Lo Gwat Liang , Ds Durenan - Trenggalek, 22 October 2021


Foto Roy Lo Ping Lok (Sebelah kanan) dengan keponakannya yaitu Lo Khing Soen - alm (Anak Lo Gwat Liang)

TENONGAN

(DICERITAKAN OLEH : LO KWIE THAY (RM ANTONIUS SAD BUDIANTO CM),


Sekitar tahun 1960an, keluarga kami Lo Tjiok Liep masih berbagi tinggal serumah dengan cek-liknya (adik bungsu engkong saya: Lo Biaw Tjwan), yaitu Cek kong Lo Kok Hian. Walau beda generasi umur papi dengan cek kong hampir sebaya. Maka anak anak mereka juga nyaris sebaya. Lo Ping Lok (Roy) anak bungsu cek kong bahkan lebih muda daripada saya. Jadi untuk Roy dan kakaknya Lo Ping Hien, kami anak anak Lo Tjiok Liep tidak memanggilnya encek atau om, namun kami langsung memanggil Namanya saja alias “njambal”.

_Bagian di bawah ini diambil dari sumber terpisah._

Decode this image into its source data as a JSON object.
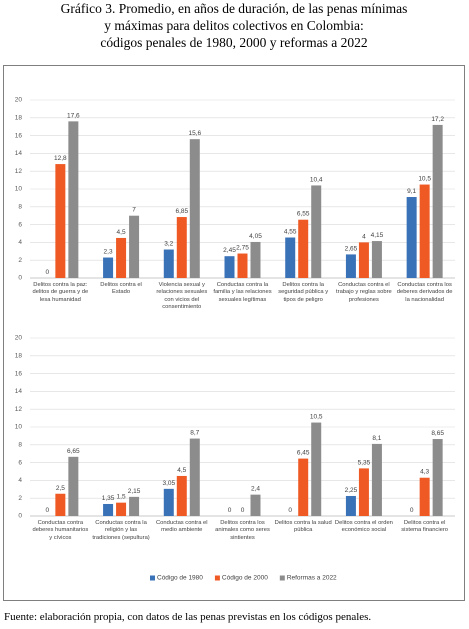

Dimasa itu, kami sering njajan, beli kue “Tenongan”, yang dijajakan dengan cara disunggi di atas kepala. Tenong itu seperti rantang besar bulat yang berdiameter sekitar 1 meter. Karea cukup besar, “tenong” macam-macam kue seperti : lumpia goreng, lumpia basah, bikang, kue tok (disebut juga kue-ku), wajik, lemper, nagasari, kue lumpur, pisang goreng dan lain lain. Belasan macam kue itu sebenarnya merupakan kreativitas campuran budaya Cina dan Jawa, yang sering disebut “Masakan Nyonya”.

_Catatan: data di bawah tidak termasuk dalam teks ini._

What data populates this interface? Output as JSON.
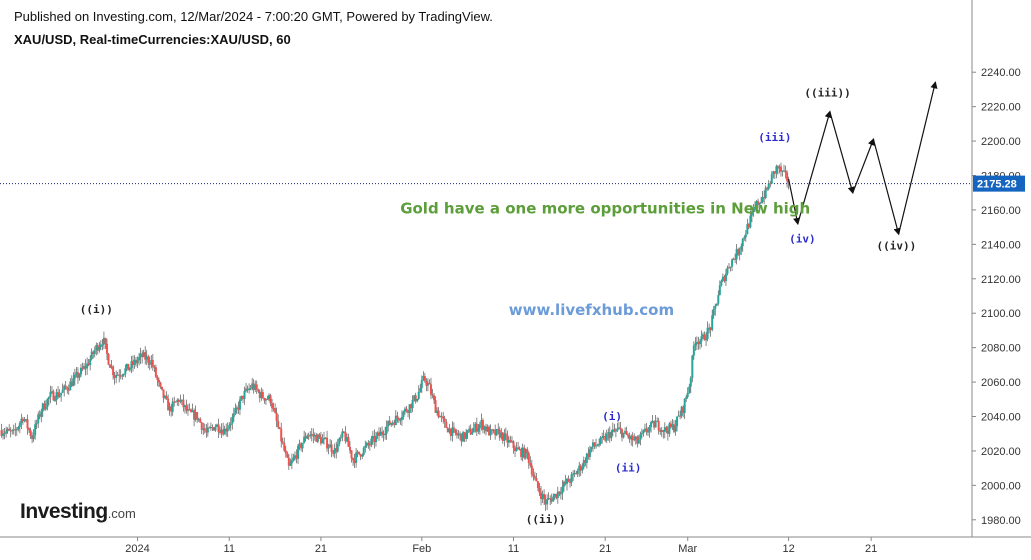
{
  "header": {
    "published": "Published on Investing.com, 12/Mar/2024 - 7:00:20 GMT, Powered by TradingView.",
    "symbol": "XAU/USD, Real-timeCurrencies:XAU/USD, 60"
  },
  "branding": {
    "logo_main": "Investing",
    "logo_suffix": ".com"
  },
  "colors": {
    "up": "#26a69a",
    "down": "#ef5350",
    "wick": "#555555",
    "price_line": "#1a237e",
    "price_badge": "#1565c0",
    "annotation_green": "#5c9e3a",
    "annotation_blue_text": "#6b9bd8",
    "wave_blue": "#2a2acf",
    "wave_black": "#222222",
    "projection": "#111111",
    "grid": "#d8d8d8",
    "axis_text": "#333333"
  },
  "chart_data": {
    "type": "candlestick",
    "y_axis": {
      "min": 1970,
      "max": 2250,
      "ticks": [
        1980,
        2000,
        2020,
        2040,
        2060,
        2080,
        2100,
        2120,
        2140,
        2160,
        2180,
        2200,
        2220,
        2240
      ],
      "tick_labels": [
        "1980.00",
        "2000.00",
        "2020.00",
        "2040.00",
        "2060.00",
        "2080.00",
        "2100.00",
        "2120.00",
        "2140.00",
        "2160.00",
        "2180.00",
        "2200.00",
        "2220.00",
        "2240.00"
      ]
    },
    "x_axis": {
      "labels": [
        {
          "date": "2024-01-01",
          "label": "2024"
        },
        {
          "date": "2024-01-11",
          "label": "11"
        },
        {
          "date": "2024-01-21",
          "label": "21"
        },
        {
          "date": "2024-02-01",
          "label": "Feb"
        },
        {
          "date": "2024-02-11",
          "label": "11"
        },
        {
          "date": "2024-02-21",
          "label": "21"
        },
        {
          "date": "2024-03-01",
          "label": "Mar"
        },
        {
          "date": "2024-03-12",
          "label": "12"
        },
        {
          "date": "2024-03-21",
          "label": "21"
        }
      ],
      "range": [
        "2023-12-17",
        "2024-04-01"
      ]
    },
    "last_price": 2175.28,
    "last_price_label": "2175.28",
    "price_path": [
      [
        "2023-12-17T00:00",
        2032
      ],
      [
        "2023-12-18T12:00",
        2030
      ],
      [
        "2023-12-19T12:00",
        2040
      ],
      [
        "2023-12-20T12:00",
        2028
      ],
      [
        "2023-12-21T12:00",
        2044
      ],
      [
        "2023-12-22T12:00",
        2052
      ],
      [
        "2023-12-23T12:00",
        2053
      ],
      [
        "2023-12-24T12:00",
        2058
      ],
      [
        "2023-12-25T12:00",
        2064
      ],
      [
        "2023-12-26T12:00",
        2070
      ],
      [
        "2023-12-27T12:00",
        2080
      ],
      [
        "2023-12-28T06:00",
        2085
      ],
      [
        "2023-12-28T18:00",
        2074
      ],
      [
        "2023-12-29T12:00",
        2064
      ],
      [
        "2023-12-31T00:00",
        2068
      ],
      [
        "2024-01-01T12:00",
        2075
      ],
      [
        "2024-01-02T12:00",
        2072
      ],
      [
        "2024-01-03T12:00",
        2055
      ],
      [
        "2024-01-04T12:00",
        2044
      ],
      [
        "2024-01-05T12:00",
        2050
      ],
      [
        "2024-01-06T12:00",
        2042
      ],
      [
        "2024-01-07T12:00",
        2040
      ],
      [
        "2024-01-08T12:00",
        2030
      ],
      [
        "2024-01-09T12:00",
        2035
      ],
      [
        "2024-01-10T12:00",
        2032
      ],
      [
        "2024-01-11T12:00",
        2040
      ],
      [
        "2024-01-12T12:00",
        2052
      ],
      [
        "2024-01-13T12:00",
        2058
      ],
      [
        "2024-01-14T12:00",
        2052
      ],
      [
        "2024-01-15T12:00",
        2050
      ],
      [
        "2024-01-16T12:00",
        2030
      ],
      [
        "2024-01-17T12:00",
        2010
      ],
      [
        "2024-01-18T12:00",
        2020
      ],
      [
        "2024-01-19T12:00",
        2030
      ],
      [
        "2024-01-20T12:00",
        2028
      ],
      [
        "2024-01-21T12:00",
        2025
      ],
      [
        "2024-01-22T12:00",
        2020
      ],
      [
        "2024-01-23T12:00",
        2030
      ],
      [
        "2024-01-24T12:00",
        2015
      ],
      [
        "2024-01-25T12:00",
        2020
      ],
      [
        "2024-01-26T12:00",
        2025
      ],
      [
        "2024-01-27T12:00",
        2030
      ],
      [
        "2024-01-28T12:00",
        2036
      ],
      [
        "2024-01-29T12:00",
        2040
      ],
      [
        "2024-01-30T12:00",
        2045
      ],
      [
        "2024-01-31T12:00",
        2052
      ],
      [
        "2024-02-01T06:00",
        2062
      ],
      [
        "2024-02-01T18:00",
        2058
      ],
      [
        "2024-02-02T12:00",
        2045
      ],
      [
        "2024-02-03T12:00",
        2035
      ],
      [
        "2024-02-04T12:00",
        2030
      ],
      [
        "2024-02-05T12:00",
        2028
      ],
      [
        "2024-02-06T12:00",
        2032
      ],
      [
        "2024-02-07T12:00",
        2036
      ],
      [
        "2024-02-08T12:00",
        2030
      ],
      [
        "2024-02-09T12:00",
        2030
      ],
      [
        "2024-02-10T12:00",
        2025
      ],
      [
        "2024-02-11T12:00",
        2020
      ],
      [
        "2024-02-12T12:00",
        2018
      ],
      [
        "2024-02-13T12:00",
        2000
      ],
      [
        "2024-02-14T12:00",
        1990
      ],
      [
        "2024-02-15T12:00",
        1994
      ],
      [
        "2024-02-16T12:00",
        2000
      ],
      [
        "2024-02-17T12:00",
        2005
      ],
      [
        "2024-02-18T12:00",
        2012
      ],
      [
        "2024-02-19T12:00",
        2022
      ],
      [
        "2024-02-20T12:00",
        2025
      ],
      [
        "2024-02-21T12:00",
        2030
      ],
      [
        "2024-02-22T12:00",
        2032
      ],
      [
        "2024-02-23T12:00",
        2028
      ],
      [
        "2024-02-24T12:00",
        2025
      ],
      [
        "2024-02-25T12:00",
        2032
      ],
      [
        "2024-02-26T12:00",
        2036
      ],
      [
        "2024-02-27T12:00",
        2032
      ],
      [
        "2024-02-28T12:00",
        2034
      ],
      [
        "2024-02-29T12:00",
        2045
      ],
      [
        "2024-03-01T06:00",
        2060
      ],
      [
        "2024-03-01T18:00",
        2085
      ],
      [
        "2024-03-02T12:00",
        2084
      ],
      [
        "2024-03-03T12:00",
        2092
      ],
      [
        "2024-03-04T12:00",
        2115
      ],
      [
        "2024-03-05T12:00",
        2128
      ],
      [
        "2024-03-06T12:00",
        2136
      ],
      [
        "2024-03-07T12:00",
        2150
      ],
      [
        "2024-03-08T12:00",
        2163
      ],
      [
        "2024-03-09T12:00",
        2170
      ],
      [
        "2024-03-10T06:00",
        2180
      ],
      [
        "2024-03-10T18:00",
        2185
      ],
      [
        "2024-03-11T12:00",
        2180
      ],
      [
        "2024-03-12T00:00",
        2177
      ]
    ],
    "wave_labels": [
      {
        "text": "((i))",
        "date": "2023-12-27T12:00",
        "price": 2100,
        "style": "black"
      },
      {
        "text": "((ii))",
        "date": "2024-02-14T12:00",
        "price": 1978,
        "style": "black"
      },
      {
        "text": "(i)",
        "date": "2024-02-21T18:00",
        "price": 2038,
        "style": "blue"
      },
      {
        "text": "(ii)",
        "date": "2024-02-23T12:00",
        "price": 2008,
        "style": "blue"
      },
      {
        "text": "(iii)",
        "date": "2024-03-10T12:00",
        "price": 2200,
        "style": "blue"
      },
      {
        "text": "(iv)",
        "date": "2024-03-13T12:00",
        "price": 2141,
        "style": "blue"
      },
      {
        "text": "((iii))",
        "date": "2024-03-16T06:00",
        "price": 2226,
        "style": "black"
      },
      {
        "text": "((iv))",
        "date": "2024-03-23T18:00",
        "price": 2137,
        "style": "black"
      }
    ],
    "projection_path": [
      [
        "2024-03-12T00:00",
        2178
      ],
      [
        "2024-03-13T00:00",
        2152
      ],
      [
        "2024-03-16T12:00",
        2217
      ],
      [
        "2024-03-19T00:00",
        2170
      ],
      [
        "2024-03-21T06:00",
        2201
      ],
      [
        "2024-03-24T00:00",
        2146
      ],
      [
        "2024-03-28T00:00",
        2234
      ]
    ],
    "annotations": [
      {
        "text": "Gold have a one more opportunities in New high",
        "date": "2024-02-21T00:00",
        "price": 2158,
        "style": "green"
      },
      {
        "text": "www.livefxhub.com",
        "date": "2024-02-19T12:00",
        "price": 2099,
        "style": "blue"
      }
    ]
  }
}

Kreasi campuran masakan Tionghoa dan masakan local bukan hanya beruupa macam macam kue, namun juga menghasilkan kreativitas beragam lauk pauk yang sangat kaya ragamnya, seperti misalnya: Garang Asem, Rawon, Soto, Pindang Bandeng dll. Salah satu puncak kreasi ini adalah Lontong Cap Go Meh. Yakni lontong yang disajikan dengan beragam lauk, biasanya adalah: lodeh rebung atau kadang juga dengan sajian lodeh manisa, opor ayam, bubuk serundeng, bumbu kacang hijau, bumbu urap, telor masak petis dan lain lain. Pokoknya sedap sekali deh! Seperti Namanya, Lontong Cap Go Meh ini dihidangkan sekitar hari ke-15 setelah perayaan Tahun Baru Imlek.

Masakan Nyonya ini termasuk kreativitas budaya “Tionghoa Baba”, yakni Perkawinan campuran orang tionghoa dengan orang melayu. Kaum Tionghoa Baba ini tersebar mendiami daerah Jawa, Sumatera, Malaysia, Singapore. Di Jakarta kini ada beberapa Restoran Nyonya eksklusif yang mahal namun laris pengunjung.

Sebagai anak kecil usia 3-4 tahun Roy hampir setiap hari memanggil Ibu Penjaja Kue Tenong. Kami anak anak yang lain ikut senang karena bisa ikut memilih dan dibelikan kue. Suatu kali maminya menegur: “Roy, jangan panggil penjaja kue tiap hari, tempo-tempo (= kadang-kadang) saja.”

Dasar anak kecil yang gemar makan, Roy dengan polos menyahut: “Yo wes Mi, tapi tempo-tempo itu makanan apa, Mi?”